LoyalDiffusion: A Diffusion Model Guarding Against Data Replication
Chenghao Li, Yuke Zhang, Dake Chen, Jingqi Xu, Peter A. Beerel
TL;DR
This work addresses privacy risks in diffusion models arising from memorization of training data. It introduces LoyalDiffusion, which combines a replication-aware U-Net (RAU-Net) that replaces direct skip-connection transfers with information transfer blocks and a two-stage training strategy that applies RAU-Net only at timesteps where image fidelity is less sensitive, thereby reducing replication without sacrificing quality. The framework also integrates with data-centric strategies (GC&DF) to further mitigate memorization, and its effectiveness is demonstrated on SD v2.1 fine-tuned on LAION-2B, achieving substantial replication reductions while maintaining competitive FID and CLIP scores. A Bing-based RepliBing evaluation suggests replication scores approach a real-world lower bound, underscoring the practical significance of the approach for privacy-preserving diffusion models. Overall, LoyalDiffusion provides a novel model-centric avenue for replication mitigation that complements existing data-centric methods and highlights the role of timesteps in memorization dynamics.
Abstract
Diffusion models have demonstrated significant potential in image generation. However, their ability to replicate training data presents a privacy risk, particularly when the training data includes confidential information. Existing mitigation strategies primarily focus on augmenting the training dataset, leaving the impact of diffusion model architecture under explored. In this paper, we address this gap by examining and mitigating the impact of the model structure, specifically the skip connections in the diffusion model's U-Net model. We first present our observation on a trade-off in the skip connections. While they enhance image generation quality, they also reinforce the memorization of training data, increasing the risk of replication.
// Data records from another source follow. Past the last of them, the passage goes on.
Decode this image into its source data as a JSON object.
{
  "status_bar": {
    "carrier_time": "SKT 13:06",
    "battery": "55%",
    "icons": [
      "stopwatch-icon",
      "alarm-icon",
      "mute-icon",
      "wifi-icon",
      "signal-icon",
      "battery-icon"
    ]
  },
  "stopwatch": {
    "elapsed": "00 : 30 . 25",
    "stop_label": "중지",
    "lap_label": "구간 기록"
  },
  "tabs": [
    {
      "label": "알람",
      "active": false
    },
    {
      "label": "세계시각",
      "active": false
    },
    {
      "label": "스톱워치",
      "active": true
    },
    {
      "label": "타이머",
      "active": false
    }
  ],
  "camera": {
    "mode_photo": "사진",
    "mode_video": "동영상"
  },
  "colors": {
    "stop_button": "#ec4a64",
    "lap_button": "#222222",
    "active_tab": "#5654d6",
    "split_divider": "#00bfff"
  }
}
To address this, we propose a replication-aware U-Net (RAU-Net) architecture that incorporates information transfer blocks into skip connections that are less essential for image quality. Recognizing the potential impact of RAU-Net on generation quality, we further investigate and identify specific timesteps during which the impact on memorization is most pronounced. By applying RAU-Net selectively at these critical timesteps, we couple our novel diffusion model with a targeted training and inference strategy, forming a framework we refer to as LoyalDiffusion. Extensive experiments demonstrate that LoyalDiffusion outperforms the state-of-the-art replication mitigation method achieving a 48.63% reduction in replication while maintaining comparable image quality.